You have an understandable system when your team can track down any problem without having seen it before and without that being painful. This should not be a dread, pit of your stomach, "Oh god. This is something new?" We have to get rid of that feeling. Let's try some examples. Let's take a very familiar problem. Like voters are slow. Why? LAMP Stacker. I assume you all are just like, "Yep." Right? No?
Yep. Excellent. I don't know what I'd do if you were like, "No." You can monitor these things. They're so easy to monitor. Put a threshold on the connections to the database. Check the error output. It's so monitorable. Characteristics of the assistants, they're friendly to intuition. Dashboards are amazing. And this last one is subtler and funner, which is that the health of the system is pretty evenly distributed. So in other words, if your up time is 99.5 about half the percent of the time somebody's getting an error. This is pretty easy to handle with like client side magic that you guys do, and I don't.
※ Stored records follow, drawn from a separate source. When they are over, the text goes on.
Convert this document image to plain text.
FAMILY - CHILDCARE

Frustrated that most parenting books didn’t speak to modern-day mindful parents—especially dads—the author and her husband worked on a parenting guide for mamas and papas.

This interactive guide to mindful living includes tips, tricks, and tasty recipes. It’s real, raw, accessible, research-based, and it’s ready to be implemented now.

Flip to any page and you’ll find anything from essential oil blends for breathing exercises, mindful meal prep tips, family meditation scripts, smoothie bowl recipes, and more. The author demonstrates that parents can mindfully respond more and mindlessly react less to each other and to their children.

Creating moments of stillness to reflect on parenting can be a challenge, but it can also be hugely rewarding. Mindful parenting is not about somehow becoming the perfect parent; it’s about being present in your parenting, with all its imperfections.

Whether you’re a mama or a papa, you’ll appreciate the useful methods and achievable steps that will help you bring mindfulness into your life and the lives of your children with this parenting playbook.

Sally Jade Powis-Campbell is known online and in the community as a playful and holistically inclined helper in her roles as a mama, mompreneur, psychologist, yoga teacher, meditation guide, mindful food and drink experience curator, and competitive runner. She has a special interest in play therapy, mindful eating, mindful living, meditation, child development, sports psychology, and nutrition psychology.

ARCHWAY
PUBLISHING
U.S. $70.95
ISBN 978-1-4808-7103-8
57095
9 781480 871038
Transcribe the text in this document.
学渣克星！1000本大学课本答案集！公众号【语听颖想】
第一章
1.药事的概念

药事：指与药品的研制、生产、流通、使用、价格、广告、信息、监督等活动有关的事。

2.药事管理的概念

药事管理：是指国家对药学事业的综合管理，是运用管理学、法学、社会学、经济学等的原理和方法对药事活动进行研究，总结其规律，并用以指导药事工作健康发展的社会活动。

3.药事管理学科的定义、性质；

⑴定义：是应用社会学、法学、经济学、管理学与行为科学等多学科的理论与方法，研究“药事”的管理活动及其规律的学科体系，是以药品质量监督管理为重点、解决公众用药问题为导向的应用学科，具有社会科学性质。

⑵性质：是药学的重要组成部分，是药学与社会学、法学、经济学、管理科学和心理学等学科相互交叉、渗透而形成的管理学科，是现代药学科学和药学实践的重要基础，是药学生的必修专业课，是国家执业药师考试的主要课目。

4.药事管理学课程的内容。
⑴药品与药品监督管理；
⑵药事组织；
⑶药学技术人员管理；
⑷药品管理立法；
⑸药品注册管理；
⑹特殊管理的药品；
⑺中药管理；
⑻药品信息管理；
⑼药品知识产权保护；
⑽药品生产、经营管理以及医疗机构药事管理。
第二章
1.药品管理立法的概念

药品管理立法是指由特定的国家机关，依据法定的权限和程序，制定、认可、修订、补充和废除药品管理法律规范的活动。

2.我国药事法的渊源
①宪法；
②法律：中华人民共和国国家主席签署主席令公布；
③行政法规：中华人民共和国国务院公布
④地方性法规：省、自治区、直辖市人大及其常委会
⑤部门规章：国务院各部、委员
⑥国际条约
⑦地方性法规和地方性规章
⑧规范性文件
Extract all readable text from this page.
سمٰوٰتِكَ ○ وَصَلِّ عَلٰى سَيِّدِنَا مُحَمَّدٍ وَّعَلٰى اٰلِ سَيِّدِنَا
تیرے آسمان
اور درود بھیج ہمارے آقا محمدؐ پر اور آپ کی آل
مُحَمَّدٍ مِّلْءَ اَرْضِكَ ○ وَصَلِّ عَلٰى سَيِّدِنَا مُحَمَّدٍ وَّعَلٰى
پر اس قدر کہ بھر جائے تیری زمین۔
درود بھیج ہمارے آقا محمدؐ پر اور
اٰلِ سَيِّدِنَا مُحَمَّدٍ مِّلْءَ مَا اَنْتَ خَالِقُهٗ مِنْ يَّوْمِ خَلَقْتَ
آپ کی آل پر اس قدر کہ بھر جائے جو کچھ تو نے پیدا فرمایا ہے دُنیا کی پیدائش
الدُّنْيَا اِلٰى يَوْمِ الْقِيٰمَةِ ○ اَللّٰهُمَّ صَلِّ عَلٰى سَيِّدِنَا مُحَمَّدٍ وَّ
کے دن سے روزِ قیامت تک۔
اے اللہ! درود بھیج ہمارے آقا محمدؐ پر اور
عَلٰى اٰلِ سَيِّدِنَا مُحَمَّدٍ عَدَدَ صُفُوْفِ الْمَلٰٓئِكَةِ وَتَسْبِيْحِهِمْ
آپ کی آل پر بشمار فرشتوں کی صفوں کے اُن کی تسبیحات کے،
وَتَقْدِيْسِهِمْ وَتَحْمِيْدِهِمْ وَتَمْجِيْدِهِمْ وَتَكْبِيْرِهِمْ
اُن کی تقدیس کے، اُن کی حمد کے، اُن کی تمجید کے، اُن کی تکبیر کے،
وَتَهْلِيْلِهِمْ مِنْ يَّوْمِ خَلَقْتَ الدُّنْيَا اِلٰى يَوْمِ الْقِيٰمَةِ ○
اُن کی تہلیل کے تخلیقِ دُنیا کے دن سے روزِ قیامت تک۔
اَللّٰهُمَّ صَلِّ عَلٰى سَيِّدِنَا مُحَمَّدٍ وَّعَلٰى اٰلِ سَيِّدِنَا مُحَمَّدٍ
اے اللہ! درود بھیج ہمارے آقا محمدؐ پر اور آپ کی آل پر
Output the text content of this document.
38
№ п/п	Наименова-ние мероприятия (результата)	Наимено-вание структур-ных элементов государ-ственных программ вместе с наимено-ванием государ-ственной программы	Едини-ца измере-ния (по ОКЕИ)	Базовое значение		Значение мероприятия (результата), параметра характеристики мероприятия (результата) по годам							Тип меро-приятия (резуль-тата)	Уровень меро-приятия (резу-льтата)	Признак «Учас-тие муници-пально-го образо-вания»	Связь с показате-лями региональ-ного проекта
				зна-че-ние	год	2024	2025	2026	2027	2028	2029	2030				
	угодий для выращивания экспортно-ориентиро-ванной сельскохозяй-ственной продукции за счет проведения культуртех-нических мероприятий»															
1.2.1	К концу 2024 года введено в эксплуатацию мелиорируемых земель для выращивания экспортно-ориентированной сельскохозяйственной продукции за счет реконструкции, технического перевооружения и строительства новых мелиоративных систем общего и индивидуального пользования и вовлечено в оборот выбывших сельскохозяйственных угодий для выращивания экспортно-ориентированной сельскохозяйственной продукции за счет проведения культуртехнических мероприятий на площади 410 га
And it's not that bad because it's evenly distributed. We'll get back to this in a sec. Best practices. Blah, blah, blah. Let's look at the same questions, taking some real examples from Parse on Instagram.
What exactly am I supposed to monitor? I'm not quite sure. Also, I'm not done. I've got more. Oh the Heisenbug's. The ones that keep coming until you look and just won't ever happen until you're looking. Why? Oh. Oh. Oh. And this one was one of my favorites. They're like, "Push is down." And I'm like "Push is not down. I'm looking at it." Days go by. Every day they're like, "Push is down. No. Really. People are really upset. It's not just the usual suspects, but like it seems to really be down." I'm just like, "What?" And I went and dug it up and eventually realized that we had added more capacity, and we were using Round Robin DNS, and it had exceeded the EVP packet size. No biggie. It's supposed to fail over to PCP. Did everywhere in the world except one router in Eastern Europe for whom Push was down. Go figure.
Do you realize how much time we spend talking shit about our users and not respecting, and not wanting to follow up on their problem reports because it's so painful to do so. It's such a high bar for us to want to go, "Oh god. I guess I'll go track this one down." Like what if we could just shrink that to just be like, "Click, click, click. Yep. Pow." You know what the secret is? High cardinality data. Like, okay. Let me explain. High cardinality. Imagine you have a dataset of ten million users. The highest cardinality is going to be unique IDs of any sort because it's as many uniques as you have records, right? Somewhat lower cardinality will be last names, first names. Right? Very low cardinality would be gender and presumably species would be very, very, very low. Like one.
So what kinds of information would you just casually with your big computer science brains expect might be the most useful? High cardinality. Well, dashboards can't do that. Metrics can't do that. I'll explain why in a few minutes. Really the key to getting a handle on our shit at Parse was almost entirely just the ability to break down by one in a million app IDs and then break down by any combination of any other values. That's it, but suddenly it's like we had auto generated all of the dashboards, for all of Parse, for each user. Right? Instead of being the top 10 list that you get if you're lucky, we were just like, "Okay. Disney you're doing eight requests per second." Well we're doing 100,000 requests per second. You're never even going to show up, right?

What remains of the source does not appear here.